Wenn ich mich an meine Studentenzeit, lang, lang ist´s her, zurückerinnere, dann vor allem an die vielen schönen Feste, die wir spontan feierten. Da tun mir die Erstsemestrigen heuer wirklich leid. Sperrstunde kannten wir damals nicht. Vorlesungen vor zehn Uhr vormittags auch nicht. Nur die armen Mediziner mussten schon um acht Uhr zur Lehrveranstaltung antreten. In den Geisteswissenschaften, das wussten die Professoren, waren Hauptvorlesungen am frühen Vormittag ein No-Go. Da war der Geist noch nicht wach genug. Das längste Fest in meiner Studentenbude dauerte drei Tage und drei Nächte. Zwischendurch schlief mal der eine oder andere auf der Couch oder in einer Ecke ein, dann holte jemand Frühstück, eine/r kochte später Spaghetti, man trank Unmengen Tee und Kaffee und gegen Abend holte man neue Getränke. Unserer Einschätzung nach führten wir dabei hitzige, tiefgründige philosophische und politische Gespräche, entwarfen völlig neue, bessere Welten, sangen Dylan-Lieder, spielten selbst erfundene Brettspiele und wunderten uns nicht einmal, dass die Wohnungsnachbarn so tolerant waren, uns zu ertragen. Aber die Mauern im Altbau waren gottlob dick.

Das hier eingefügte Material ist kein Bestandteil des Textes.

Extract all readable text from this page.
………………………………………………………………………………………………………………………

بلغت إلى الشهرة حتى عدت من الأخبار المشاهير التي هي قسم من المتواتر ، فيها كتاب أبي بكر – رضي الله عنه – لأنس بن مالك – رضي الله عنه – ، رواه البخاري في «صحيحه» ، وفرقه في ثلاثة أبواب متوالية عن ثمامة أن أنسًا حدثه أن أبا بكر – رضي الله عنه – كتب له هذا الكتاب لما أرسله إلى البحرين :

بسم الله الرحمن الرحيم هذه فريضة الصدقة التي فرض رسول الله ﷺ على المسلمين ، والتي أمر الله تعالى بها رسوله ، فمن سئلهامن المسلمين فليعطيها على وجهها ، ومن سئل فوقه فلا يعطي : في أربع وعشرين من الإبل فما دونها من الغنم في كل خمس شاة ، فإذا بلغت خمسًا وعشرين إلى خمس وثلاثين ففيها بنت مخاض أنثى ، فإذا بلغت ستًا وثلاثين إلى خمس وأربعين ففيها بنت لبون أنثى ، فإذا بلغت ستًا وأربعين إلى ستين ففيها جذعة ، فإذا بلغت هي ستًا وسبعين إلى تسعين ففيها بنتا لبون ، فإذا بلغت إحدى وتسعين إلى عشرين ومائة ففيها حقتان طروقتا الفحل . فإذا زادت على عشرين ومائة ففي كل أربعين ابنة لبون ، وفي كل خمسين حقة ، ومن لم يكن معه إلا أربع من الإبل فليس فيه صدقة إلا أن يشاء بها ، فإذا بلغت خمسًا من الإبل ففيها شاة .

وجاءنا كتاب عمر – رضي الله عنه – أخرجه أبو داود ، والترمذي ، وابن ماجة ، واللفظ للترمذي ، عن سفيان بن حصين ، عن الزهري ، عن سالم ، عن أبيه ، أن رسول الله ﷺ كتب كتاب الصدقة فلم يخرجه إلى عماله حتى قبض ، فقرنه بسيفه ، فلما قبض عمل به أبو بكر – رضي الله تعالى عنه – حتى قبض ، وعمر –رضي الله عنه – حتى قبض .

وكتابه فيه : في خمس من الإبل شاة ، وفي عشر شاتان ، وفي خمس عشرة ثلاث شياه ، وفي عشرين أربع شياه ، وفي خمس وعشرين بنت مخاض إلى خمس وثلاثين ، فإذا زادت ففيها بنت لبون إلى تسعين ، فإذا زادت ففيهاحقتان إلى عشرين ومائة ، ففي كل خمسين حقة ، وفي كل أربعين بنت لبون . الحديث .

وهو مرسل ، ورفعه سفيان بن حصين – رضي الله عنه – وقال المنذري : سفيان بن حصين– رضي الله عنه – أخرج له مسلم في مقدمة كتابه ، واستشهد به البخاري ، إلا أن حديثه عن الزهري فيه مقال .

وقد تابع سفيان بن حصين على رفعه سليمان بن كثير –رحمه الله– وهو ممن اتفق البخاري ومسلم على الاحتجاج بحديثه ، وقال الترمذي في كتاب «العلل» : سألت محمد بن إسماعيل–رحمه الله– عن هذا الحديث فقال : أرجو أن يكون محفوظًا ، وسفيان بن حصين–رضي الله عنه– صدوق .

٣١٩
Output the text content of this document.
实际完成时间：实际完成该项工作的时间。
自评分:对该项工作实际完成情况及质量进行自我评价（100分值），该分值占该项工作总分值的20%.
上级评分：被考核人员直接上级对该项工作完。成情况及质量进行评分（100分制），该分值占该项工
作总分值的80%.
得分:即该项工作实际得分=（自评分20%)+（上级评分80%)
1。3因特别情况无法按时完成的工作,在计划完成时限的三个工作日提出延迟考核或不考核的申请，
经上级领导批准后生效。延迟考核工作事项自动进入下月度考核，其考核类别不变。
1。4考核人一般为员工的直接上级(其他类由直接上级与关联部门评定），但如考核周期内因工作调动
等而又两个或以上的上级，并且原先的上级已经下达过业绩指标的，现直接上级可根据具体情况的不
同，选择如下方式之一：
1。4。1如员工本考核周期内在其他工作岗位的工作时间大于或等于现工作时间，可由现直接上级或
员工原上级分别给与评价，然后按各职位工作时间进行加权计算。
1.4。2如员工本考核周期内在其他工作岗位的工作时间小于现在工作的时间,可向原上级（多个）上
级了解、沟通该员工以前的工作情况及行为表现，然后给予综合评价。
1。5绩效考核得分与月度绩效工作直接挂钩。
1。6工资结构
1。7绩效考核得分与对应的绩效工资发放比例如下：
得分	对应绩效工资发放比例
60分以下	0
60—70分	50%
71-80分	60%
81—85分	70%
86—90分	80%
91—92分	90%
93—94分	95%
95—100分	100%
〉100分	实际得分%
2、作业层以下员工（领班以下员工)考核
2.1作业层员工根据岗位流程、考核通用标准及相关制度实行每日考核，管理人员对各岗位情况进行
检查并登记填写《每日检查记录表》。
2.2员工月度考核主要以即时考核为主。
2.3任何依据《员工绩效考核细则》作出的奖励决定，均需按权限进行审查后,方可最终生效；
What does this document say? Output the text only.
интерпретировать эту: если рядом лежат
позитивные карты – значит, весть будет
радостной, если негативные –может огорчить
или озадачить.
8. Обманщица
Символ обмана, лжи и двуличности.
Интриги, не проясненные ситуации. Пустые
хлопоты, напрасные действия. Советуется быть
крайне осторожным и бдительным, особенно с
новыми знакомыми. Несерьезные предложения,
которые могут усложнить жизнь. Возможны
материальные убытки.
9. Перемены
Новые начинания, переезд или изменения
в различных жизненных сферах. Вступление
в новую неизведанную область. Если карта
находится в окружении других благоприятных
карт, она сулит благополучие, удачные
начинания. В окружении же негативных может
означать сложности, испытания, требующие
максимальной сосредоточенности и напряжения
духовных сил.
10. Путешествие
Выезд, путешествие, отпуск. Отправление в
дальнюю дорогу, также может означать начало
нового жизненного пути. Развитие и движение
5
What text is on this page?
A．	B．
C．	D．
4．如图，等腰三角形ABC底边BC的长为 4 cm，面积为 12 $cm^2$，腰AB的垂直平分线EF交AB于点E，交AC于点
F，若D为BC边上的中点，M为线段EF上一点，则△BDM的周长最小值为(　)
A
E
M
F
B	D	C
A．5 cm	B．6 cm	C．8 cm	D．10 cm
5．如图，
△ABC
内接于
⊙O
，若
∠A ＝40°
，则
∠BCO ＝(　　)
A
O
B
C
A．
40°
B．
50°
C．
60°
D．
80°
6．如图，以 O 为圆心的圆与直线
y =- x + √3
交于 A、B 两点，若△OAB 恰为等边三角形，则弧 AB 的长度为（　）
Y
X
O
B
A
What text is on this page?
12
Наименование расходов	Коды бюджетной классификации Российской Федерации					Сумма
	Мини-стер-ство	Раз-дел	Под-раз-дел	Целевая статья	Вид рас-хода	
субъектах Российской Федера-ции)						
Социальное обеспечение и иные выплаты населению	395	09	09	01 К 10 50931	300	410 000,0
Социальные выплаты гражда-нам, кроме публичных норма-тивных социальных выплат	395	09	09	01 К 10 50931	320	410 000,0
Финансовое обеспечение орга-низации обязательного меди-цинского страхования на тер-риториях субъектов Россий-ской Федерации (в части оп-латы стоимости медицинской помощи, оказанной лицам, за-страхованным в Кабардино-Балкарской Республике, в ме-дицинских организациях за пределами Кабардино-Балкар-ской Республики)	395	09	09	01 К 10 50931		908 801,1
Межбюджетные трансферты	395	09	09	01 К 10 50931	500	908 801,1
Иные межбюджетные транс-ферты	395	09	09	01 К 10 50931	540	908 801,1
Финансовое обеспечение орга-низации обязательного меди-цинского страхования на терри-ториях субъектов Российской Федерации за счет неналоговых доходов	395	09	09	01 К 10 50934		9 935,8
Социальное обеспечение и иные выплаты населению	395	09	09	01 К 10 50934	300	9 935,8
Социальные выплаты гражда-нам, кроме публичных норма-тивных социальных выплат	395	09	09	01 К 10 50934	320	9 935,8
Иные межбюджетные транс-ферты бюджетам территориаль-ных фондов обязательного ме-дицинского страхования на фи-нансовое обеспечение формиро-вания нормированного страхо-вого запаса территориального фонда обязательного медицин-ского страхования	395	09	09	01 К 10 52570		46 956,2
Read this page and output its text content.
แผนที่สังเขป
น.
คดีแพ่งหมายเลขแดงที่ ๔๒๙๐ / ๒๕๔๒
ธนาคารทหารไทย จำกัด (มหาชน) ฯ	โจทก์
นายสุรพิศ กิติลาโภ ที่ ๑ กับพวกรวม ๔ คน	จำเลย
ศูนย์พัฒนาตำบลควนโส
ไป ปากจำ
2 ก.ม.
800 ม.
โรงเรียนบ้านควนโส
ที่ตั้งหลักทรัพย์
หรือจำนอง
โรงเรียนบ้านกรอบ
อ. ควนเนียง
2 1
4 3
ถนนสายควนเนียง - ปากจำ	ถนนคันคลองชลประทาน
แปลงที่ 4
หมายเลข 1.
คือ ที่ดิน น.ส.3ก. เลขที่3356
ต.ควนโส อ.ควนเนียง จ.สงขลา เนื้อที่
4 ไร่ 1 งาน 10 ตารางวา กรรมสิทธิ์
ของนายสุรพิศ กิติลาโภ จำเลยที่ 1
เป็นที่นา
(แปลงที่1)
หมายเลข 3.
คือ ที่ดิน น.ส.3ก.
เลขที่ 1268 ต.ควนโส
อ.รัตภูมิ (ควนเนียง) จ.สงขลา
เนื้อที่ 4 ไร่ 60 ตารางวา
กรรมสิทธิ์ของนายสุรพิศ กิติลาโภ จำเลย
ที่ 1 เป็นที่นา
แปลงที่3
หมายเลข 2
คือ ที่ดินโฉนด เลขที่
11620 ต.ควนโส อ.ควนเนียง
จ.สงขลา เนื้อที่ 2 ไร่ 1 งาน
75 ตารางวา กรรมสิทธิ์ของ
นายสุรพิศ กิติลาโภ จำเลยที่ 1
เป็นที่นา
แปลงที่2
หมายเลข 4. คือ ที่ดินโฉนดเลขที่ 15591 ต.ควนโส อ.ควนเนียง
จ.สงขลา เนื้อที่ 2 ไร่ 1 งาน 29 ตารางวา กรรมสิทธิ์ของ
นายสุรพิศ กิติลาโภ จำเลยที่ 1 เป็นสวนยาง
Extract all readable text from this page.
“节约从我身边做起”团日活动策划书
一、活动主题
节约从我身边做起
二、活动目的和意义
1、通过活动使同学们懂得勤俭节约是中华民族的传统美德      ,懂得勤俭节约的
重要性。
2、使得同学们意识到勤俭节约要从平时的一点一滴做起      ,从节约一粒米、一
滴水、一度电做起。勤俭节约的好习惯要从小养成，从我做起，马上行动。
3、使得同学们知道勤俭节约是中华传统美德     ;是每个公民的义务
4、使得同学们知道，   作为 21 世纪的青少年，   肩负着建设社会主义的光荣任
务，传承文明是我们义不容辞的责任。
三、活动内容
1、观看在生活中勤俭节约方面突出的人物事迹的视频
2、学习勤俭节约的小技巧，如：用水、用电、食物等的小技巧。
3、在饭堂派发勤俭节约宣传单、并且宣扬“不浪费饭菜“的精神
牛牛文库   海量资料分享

Überhaupt bestand das Studium zu einem nicht unwesentlichen Teil aus „Socializing“, dazwischen lernte man auf die Prüfungen oder schrieb seine Arbeiten. Man lernte eigentlich das Allermeiste von dem, was man auch später brauchen konnte, beim Diskutieren mit Studenten verschiedenster Fachrichtungen am Innufer, vor der Bibliothek oder in der Mensa. Geld für Lokalbesuche hatte man sowieso nicht. Und am liebsten besuchte man fachfremde Vorlesungen. Auf diese Weise erwarb ich mir zum Beispiel nebenbei rudimentäre Kenntnisse in Gälisch, Sanskrit und Chinesisch, aber auch in Gerichtsmedizin, Philosophie und Kunstgeschichte. Man brauchte dafür keine Inskription, keine Credits, keine Anmeldung, kein Garnichts außer grad Zeit und Interesse. Und abends gings weiter mit dem breitgefächerten Diskurs bis spät in die Nacht.
Heute dagegen müssen die armen Studenten in vorgeschriebener Zeit streng vorgeschriebene Veranstaltungen und Prüfungen ihres, und nur ihres, Fachs absolvieren. Die freie „universitas“ scheint gänzlich verloren gegangen zu sein, außer wenn man endlich an langen Abenden andere treffen und sich mit ihnen unterhalten kann. Konnte.
Denn nun wird, Pandemie-bedingt, die Sperrstunde auf 22h vorgezogen, eine Katastrophe! Wann werden die Studenten jetzt noch Zeit finden einander zu treffen? Irgendwann schnell zwischen zwei Vorlesungen auf einen Kaffee? Aber dafür sind die Vorlesungen der Fachrichtungen nicht genügend aufeinander abgestimmt. Oder sofort nach dem Nachmittags-Seminar ins Bierlokal? Wie ehemals in Schottland, wo sich alle schon ab 18 Uhr im Pub versammelten, damit sie um zehn mit Diskutieren und Saufen fertig waren?
Wann und wo wird nun noch ein unreglementierter universitärer Diskurs stattfinden? Deshalb die Bitte an die Uni, dem drohenden intellektuellen und sozialen Verlust im Rahmen ihrer Möglichkeiten ein wenig entgegenzuwirken: Vielleicht könnte man wenigstens die Vorlesungszeiten während der Pandemie an den Corona-bedingten neuen studentischen Biorhythmus anpassen? Zum Beispiel fixe vorlesungsfreie Zeit an allen Fakultäten zwischen zwölf und vier? So als eine Art intellektuelle Siesta? Oder Hauptvorlesungen ab 22Uhr? Cum tempore, zum Nachglühen nach dem gemeinsamen Lokalbesuch?